In a previous post I talked about some thoughts on leadership that I gleaned at the IIT 2007 Global Alumni Conference. There was another very interesting panel I attended. This one had two Physics Nobel Laureates: Arno Penzias and George Smoot. They were interviewed by UC Berkeley Physics Professor Alex Filippenko. Penzias got the Nobel Prize with Robert Wilson for discovering the cosmic microwave background (CMB) radiation---the most direct evidence we have for the Big Bang. Smoot got the Nobel Prize with John Mather for discovering that the CMB radiation is anisotropic, i.e., the temperature of the radiation is irregular, rather than smooth. The anisotropy of the CMB radiation in the early universe eventually evolved into the planets, stars, galaxies, and galaxy clusters. Filippenko is an amazing lecturer, having won two of UC Berkeley's most coveted teaching awards and being voted "Best Professor" on campus five times.

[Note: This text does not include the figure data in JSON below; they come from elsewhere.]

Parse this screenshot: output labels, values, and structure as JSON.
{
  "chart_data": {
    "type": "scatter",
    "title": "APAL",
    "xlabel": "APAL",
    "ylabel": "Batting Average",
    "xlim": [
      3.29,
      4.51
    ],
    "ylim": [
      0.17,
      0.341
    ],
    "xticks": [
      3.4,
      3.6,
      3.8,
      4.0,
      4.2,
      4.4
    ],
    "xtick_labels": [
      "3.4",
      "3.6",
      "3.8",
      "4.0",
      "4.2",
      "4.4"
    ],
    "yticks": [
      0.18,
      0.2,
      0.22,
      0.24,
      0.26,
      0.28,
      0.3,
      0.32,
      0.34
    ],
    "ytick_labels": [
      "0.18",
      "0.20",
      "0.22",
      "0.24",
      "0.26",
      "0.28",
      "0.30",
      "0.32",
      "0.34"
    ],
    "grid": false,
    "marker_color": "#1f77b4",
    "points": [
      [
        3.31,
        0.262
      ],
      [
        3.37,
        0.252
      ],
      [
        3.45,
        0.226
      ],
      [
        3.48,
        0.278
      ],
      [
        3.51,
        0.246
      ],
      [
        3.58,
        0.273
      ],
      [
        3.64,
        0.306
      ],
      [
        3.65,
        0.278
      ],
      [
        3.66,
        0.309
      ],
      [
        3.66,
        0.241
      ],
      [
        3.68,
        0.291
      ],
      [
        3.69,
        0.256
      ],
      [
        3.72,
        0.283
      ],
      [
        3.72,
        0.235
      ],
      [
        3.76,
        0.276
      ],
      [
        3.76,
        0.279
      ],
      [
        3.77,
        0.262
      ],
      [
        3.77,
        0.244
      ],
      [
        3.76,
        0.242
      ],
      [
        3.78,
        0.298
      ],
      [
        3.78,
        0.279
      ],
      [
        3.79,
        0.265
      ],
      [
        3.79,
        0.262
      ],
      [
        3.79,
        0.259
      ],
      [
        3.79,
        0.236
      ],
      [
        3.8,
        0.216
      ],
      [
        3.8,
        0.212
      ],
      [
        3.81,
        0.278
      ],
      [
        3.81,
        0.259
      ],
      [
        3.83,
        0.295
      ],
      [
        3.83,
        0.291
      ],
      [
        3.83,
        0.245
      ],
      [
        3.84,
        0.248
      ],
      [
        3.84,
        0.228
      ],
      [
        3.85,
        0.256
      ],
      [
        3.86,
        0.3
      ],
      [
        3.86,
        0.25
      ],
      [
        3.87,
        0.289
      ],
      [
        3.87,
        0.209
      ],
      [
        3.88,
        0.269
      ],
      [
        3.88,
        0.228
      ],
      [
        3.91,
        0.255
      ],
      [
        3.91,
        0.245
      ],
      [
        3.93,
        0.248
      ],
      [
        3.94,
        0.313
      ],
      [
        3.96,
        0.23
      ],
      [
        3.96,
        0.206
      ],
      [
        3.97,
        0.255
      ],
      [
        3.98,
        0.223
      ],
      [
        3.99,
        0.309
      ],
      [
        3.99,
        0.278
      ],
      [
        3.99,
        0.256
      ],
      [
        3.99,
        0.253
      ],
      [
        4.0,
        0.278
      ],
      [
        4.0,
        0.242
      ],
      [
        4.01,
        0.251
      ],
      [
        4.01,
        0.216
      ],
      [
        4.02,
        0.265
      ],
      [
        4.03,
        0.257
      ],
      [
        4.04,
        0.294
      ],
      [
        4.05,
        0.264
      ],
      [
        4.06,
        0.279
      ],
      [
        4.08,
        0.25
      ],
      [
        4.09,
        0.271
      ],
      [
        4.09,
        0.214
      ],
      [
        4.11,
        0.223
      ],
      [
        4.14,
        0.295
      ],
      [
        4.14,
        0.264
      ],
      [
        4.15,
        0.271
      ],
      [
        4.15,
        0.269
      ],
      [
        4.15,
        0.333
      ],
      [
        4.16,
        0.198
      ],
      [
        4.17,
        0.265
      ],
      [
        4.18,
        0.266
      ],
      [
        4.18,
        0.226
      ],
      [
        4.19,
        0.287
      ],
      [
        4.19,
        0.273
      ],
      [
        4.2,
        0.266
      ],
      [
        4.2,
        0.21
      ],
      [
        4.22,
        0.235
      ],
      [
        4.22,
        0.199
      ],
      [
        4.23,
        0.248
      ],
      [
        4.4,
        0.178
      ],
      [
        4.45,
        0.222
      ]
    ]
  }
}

The panel started with Filippenko giving a fascinating 20-30 minute tour of the developments in cosmology over the last century, starting with Edwin Hubble's discovery of the expanding universe, through the discoveries of Penzias and Smoot, to recent conundrums in cosmology involving dark energy and dark matter (which together account for about 96% of all the "stuff" in the universe!). This exposition itself was worth attending the panel. He then interviewed each Nobel Laureate, asking them about their work and what it felt like to receive the Nobel Prize.
The most surprising thing they said was that they both spent roughly a whole year after their experiments were done verifying that there were no bugs in their experiment! They wanted to be absolutely sure that what they had measured truly provided evidence for the CMB and its properties. This involved a lot of grungy low-level work, unlike the cool and exciting work of taking the measurements in the first place. Penzias and Wilson would do things like ensure that pigeon poop wasn't corrupting the signals in their radio telescope! And Smoot offered a round-trip ticket to anywhere in the world for any one on his team who discovered a problem with the experiment! This is an amazing demonstration of dedication to what we term QA (or Quality Assurance) in software engineering.
All in all, I thoroughly enjoyed this panel. Before I attended the panel, I wondered why the IIT 2007 organizer had arranged it---it's not as if any of the panelists were IIT alums. But then it struck me that most of the attendees, being IIT alumni, were just as geeky as me and no doubt enjoyed the panel just as much!